Not that it matters. With Clancy gone and Ryan once again rebooted to a newbie, screenwriters Adam Cozad and David Koepp get a clean slate. So the four previous adventures – The Hunt For Red October, Patriot Games, Clear And Present Danger and The Sum Of All Fears, for those of you who haven’t picked up the boxed set – never happened. We get a modern continuity that starts with economist Ryan witnessing 9/11 from the London School of Economics, enlisting in the Marines and surviving a helicopter crash in Afghanistan, then recovering to be recruited by the CIA as an analyst. (The crash and recruitment are straight out of Clancy, just shifted forward a few decades.)

Working in Wall Street firms to track terrorist financing activities, Ryan stumbles on some financial strangeness with a Russian megabank. His handler (Kevin Costner) sends him to Moscow to investigate, which is the cue for the movie to turn into a 1980s James Bond picture complete with murderous henchmen, car chases, lots of stealthy computer hacking and dinner with the megalomaniac supervillain (Branagh). Oh, and Jack’s fiancée Catherine (Keira Knightley) has flown out to check on him and almost immediately becomes a damsel in distress.

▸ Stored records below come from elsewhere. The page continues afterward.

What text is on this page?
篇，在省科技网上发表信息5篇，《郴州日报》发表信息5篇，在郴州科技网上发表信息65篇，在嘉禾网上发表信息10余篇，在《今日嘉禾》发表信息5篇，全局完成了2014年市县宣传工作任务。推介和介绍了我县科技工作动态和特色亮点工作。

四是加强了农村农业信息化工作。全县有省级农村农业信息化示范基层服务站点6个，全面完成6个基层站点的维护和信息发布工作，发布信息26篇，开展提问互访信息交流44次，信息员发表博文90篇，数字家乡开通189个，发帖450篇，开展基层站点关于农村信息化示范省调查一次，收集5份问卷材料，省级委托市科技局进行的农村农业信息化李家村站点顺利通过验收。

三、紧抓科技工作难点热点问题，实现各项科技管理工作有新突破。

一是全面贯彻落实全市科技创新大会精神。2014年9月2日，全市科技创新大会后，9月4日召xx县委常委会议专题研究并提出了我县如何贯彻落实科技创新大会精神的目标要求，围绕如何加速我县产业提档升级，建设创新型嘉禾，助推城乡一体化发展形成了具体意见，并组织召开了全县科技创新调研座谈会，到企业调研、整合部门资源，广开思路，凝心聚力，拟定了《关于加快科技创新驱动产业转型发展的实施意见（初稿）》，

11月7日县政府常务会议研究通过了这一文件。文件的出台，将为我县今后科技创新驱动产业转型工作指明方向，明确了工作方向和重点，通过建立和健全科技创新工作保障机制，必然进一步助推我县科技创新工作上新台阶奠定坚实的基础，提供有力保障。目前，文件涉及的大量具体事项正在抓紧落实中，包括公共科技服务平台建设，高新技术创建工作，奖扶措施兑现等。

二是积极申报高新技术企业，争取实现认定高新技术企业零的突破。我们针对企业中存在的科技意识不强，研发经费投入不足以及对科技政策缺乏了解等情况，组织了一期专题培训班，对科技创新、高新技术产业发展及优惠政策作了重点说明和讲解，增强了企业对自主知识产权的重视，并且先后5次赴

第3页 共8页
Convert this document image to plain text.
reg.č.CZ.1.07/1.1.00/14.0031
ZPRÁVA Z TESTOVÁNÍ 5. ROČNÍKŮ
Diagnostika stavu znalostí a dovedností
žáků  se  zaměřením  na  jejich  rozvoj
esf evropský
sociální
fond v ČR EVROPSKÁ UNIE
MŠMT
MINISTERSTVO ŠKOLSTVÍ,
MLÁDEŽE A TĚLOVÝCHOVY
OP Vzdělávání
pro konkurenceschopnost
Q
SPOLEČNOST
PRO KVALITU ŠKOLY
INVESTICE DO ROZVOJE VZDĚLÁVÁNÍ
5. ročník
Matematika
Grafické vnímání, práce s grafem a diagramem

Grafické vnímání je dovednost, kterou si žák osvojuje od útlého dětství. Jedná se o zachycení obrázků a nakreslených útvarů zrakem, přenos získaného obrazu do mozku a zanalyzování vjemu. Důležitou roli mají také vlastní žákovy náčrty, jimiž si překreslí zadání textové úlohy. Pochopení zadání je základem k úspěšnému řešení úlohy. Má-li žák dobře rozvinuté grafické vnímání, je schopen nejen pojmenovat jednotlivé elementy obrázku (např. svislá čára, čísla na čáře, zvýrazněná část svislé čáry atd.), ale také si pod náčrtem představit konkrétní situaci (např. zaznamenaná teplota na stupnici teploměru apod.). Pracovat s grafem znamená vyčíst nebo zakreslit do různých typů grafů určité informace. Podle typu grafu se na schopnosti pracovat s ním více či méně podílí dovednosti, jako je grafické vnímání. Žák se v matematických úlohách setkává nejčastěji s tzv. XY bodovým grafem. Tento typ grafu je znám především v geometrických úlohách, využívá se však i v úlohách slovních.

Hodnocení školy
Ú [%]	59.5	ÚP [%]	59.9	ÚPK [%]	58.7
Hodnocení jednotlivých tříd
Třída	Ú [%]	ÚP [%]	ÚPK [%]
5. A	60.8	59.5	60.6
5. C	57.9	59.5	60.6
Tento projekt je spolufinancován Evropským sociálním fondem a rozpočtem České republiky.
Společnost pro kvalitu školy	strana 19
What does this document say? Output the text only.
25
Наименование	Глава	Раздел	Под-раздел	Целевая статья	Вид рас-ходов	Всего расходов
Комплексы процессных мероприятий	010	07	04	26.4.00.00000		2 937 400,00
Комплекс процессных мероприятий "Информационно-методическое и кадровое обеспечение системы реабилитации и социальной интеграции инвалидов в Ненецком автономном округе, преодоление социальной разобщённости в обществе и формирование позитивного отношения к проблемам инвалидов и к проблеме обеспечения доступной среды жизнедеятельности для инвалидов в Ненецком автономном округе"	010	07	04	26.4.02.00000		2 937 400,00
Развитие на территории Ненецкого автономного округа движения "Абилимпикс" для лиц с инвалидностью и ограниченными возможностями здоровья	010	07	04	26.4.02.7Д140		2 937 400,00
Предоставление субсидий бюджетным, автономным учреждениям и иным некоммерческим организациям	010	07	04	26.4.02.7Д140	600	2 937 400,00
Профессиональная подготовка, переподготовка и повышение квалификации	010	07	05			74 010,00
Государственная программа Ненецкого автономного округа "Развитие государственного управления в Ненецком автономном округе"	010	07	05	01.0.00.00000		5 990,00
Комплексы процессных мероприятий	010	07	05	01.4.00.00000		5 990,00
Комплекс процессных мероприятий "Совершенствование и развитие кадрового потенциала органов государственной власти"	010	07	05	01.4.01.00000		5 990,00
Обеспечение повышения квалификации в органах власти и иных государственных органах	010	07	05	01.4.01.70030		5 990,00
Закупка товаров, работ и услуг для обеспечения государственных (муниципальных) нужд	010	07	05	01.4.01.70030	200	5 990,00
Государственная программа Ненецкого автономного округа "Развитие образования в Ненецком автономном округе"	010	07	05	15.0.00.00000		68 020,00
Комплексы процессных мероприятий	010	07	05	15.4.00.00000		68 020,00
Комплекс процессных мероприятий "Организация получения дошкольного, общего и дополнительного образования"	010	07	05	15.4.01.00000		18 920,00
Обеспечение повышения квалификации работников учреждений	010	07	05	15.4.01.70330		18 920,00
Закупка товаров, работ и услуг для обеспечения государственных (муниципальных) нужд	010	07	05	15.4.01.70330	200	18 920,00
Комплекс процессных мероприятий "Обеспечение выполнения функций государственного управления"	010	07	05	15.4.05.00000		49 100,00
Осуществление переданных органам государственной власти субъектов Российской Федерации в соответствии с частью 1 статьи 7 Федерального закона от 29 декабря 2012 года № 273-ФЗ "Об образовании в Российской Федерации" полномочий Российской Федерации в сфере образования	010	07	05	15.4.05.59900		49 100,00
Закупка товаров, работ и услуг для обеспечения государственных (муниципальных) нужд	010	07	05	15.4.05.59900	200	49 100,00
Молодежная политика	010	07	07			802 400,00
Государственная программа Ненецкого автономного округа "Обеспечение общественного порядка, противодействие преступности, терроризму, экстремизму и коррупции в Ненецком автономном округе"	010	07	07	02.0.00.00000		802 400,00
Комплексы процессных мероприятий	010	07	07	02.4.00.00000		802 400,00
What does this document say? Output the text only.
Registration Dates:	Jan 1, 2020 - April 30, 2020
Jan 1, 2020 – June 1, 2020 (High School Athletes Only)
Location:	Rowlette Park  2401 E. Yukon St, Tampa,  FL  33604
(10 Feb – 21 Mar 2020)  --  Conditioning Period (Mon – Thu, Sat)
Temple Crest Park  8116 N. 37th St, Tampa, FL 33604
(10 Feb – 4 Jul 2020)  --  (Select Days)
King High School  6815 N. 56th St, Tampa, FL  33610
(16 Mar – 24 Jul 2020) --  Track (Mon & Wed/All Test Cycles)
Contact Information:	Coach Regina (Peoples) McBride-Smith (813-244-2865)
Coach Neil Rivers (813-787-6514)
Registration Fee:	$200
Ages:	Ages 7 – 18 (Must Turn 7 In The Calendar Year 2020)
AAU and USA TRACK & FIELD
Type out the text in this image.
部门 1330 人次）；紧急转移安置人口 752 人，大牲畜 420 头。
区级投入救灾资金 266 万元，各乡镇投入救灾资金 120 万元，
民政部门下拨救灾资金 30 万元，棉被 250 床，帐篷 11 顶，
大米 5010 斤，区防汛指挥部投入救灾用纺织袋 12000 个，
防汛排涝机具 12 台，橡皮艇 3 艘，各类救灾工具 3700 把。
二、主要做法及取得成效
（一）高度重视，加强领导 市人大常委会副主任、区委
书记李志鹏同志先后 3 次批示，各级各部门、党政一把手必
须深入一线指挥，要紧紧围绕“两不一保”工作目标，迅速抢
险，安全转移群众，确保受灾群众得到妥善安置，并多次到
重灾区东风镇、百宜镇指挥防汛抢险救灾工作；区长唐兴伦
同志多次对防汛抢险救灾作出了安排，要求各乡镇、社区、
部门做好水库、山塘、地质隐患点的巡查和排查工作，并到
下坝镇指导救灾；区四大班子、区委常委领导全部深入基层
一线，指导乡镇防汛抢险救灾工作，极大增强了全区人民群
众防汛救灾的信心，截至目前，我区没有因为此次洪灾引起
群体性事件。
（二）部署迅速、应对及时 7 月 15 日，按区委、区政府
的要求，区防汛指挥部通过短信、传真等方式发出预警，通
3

It’s all kind of ridiculous and instantly dated in that way that so many espionage movies are, as the rush to concoct a plot that doesn’t involve the cliché of Middle East terrorism winds up going back to hoary old Cold War tropes that no one actually cares about any longer. (You may remember that The Sum Of All Fears struggled with a similar problem.)

As long as Branagh keeps the action moving and lets Pine run around looking panicked, Shadow Recruit satisfies on that basic spy-movie level, the one where people race through city squares shouting technobabble into jacket mics while a clock ticks down to an unspecified disaster. The plot itself never makes too much sense – an initial attempt on Ryan’s life, while nicely conceived and executed, is forgotten maybe three seconds after it happens – and the scenes between Pine and Knightley are painfully stiff, compounded further by her laboured American accent.

Branagh can’t stop hamming it up as the Russian baddie, glowering and snarling in scenes that don’t call for that level of intensity.

In fairness, it’s not really his fault. That’s exactly how Clancy would have written it.